The US assistant secretary for European affairs, Philip Gordon, made it clear that Washington favoured a "strong British voice" within the EU and cautioned against a referendum on Europe.
Speaking during a visit to London, Mr Gordon said: "We have a growing relationship with the EU as an institution, which has an increasing voice in the world, and we want to see a strong British voice in that EU.
"That is in America's interests.
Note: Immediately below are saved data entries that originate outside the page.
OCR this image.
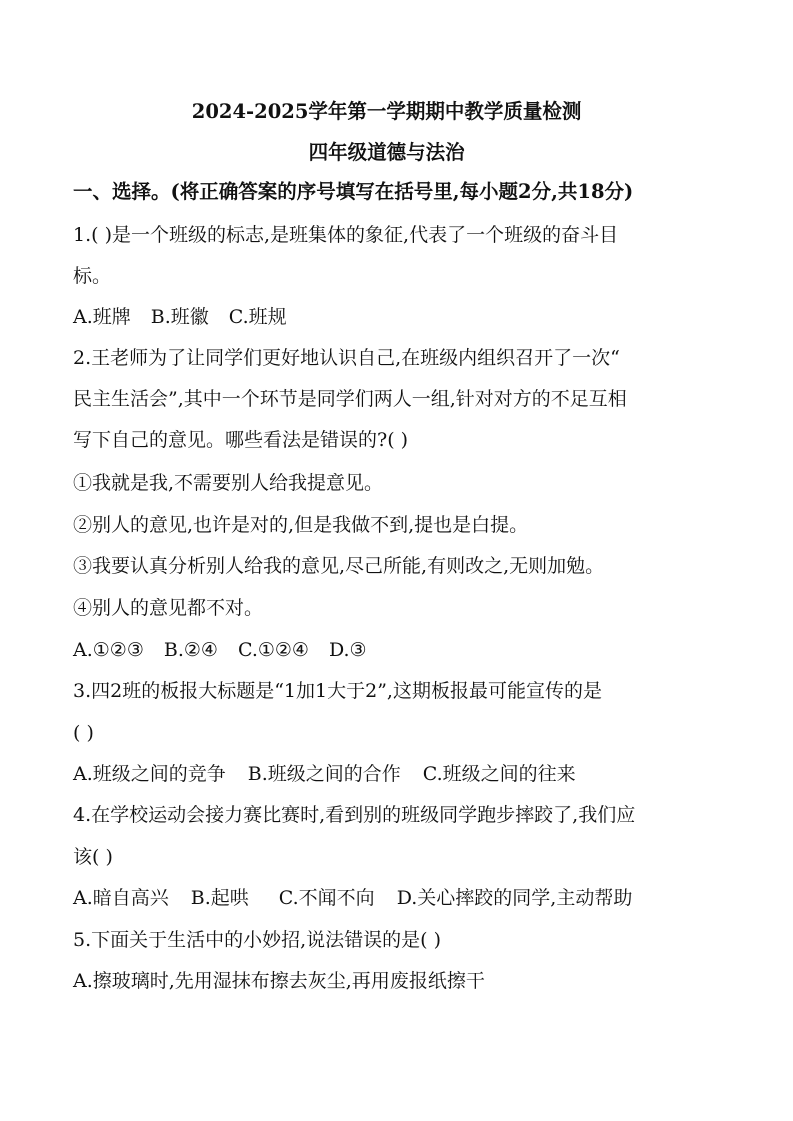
2024-2025学年第一学期期中教学质量检测
四年级道德与法治
一、选择。(将正确答案的序号填写在括号里,每小题2分,共18分)
1.( )是一个班级的标志,是班集体的象征,代表了一个班级的奋斗目
标。
A.班牌 B.班徽 C.班规
2.王老师为了让同学们更好地认识自己,在班级内组织召开了一次“
民主生活会”,其中一个环节是同学们两人一组,针对对方的不足互相
写下自己的意见。哪些看法是错误的?( )
①我就是我,不需要别人给我提意见。
②别人的意见,也许是对的,但是我做不到,提也是白提。
③我要认真分析别人给我的意见,尽己所能,有则改之,无则加勉。
④别人的意见都不对。
A.①②③ B.②④ C.①②④ D.③
3.四2班的板报大标题是“1加1大于2”,这期板报最可能宣传的是
( )
A.班级之间的竞争 B.班级之间的合作 C.班级之间的往来
4.在学校运动会接力赛比赛时,看到别的班级同学跑步摔跤了,我们应
该( )
A.暗自高兴 B.起哄 C.不闻不向 D.关心摔跤的同学,主动帮助
5.下面关于生活中的小妙招,说法错误的是( )
A.擦玻璃时,先用湿抹布擦去灰尘,再用废报纸擦干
We welcome an outward-looking EU with Britain in it."
David Cameron is due to make a speech this month in which he will set out his plans to renegotiate Britain's relationship with the EU - including clawing back many powers - and put that settlement to voters.
Some in his party advocate Britain's withdrawal from the EU, and Mr Cameron is expected to promise a referendum for after 2015 in his speech.
Mr Gordon said "referendums have often turned countries inward" and raised concerns about the internal debate in the EU about its structures in the aftermath of the eurozone debt crisis.
"Every hour at a summit spent debating the institutional make-up of the European Union is one hour less spent on how to deal with the common issues of jobs, growth and international peace around the world."
He stressed that he was speaking up for US interests and would not interfere in British decisions. "What is in the UK's interests is up to the UK."
British business leaders also warned of the "uncertainty" that could be created by demands for a new relationship with the EU.
In a letter to the Financial Times, figures including Sir Richard Branson, the head of Virgin, and Sir Roger Carr, president of the CBI, warned against demands for "a wholesale renegotiation of our EU membership, which would almost certainly be rejected".
Douglas Alexander, the Shadow foreign secretary, said: "On the same day that top British business leaders fired a warning shot across the bows of the Prime Minister, a senior White House official has also signalled concerns about the possibility of Britain leaving the EU.
"There is today a real risk of Britain sleepwalking towards exit because of a Prime Minister motivated more by the need for party unity than by the interests of the country."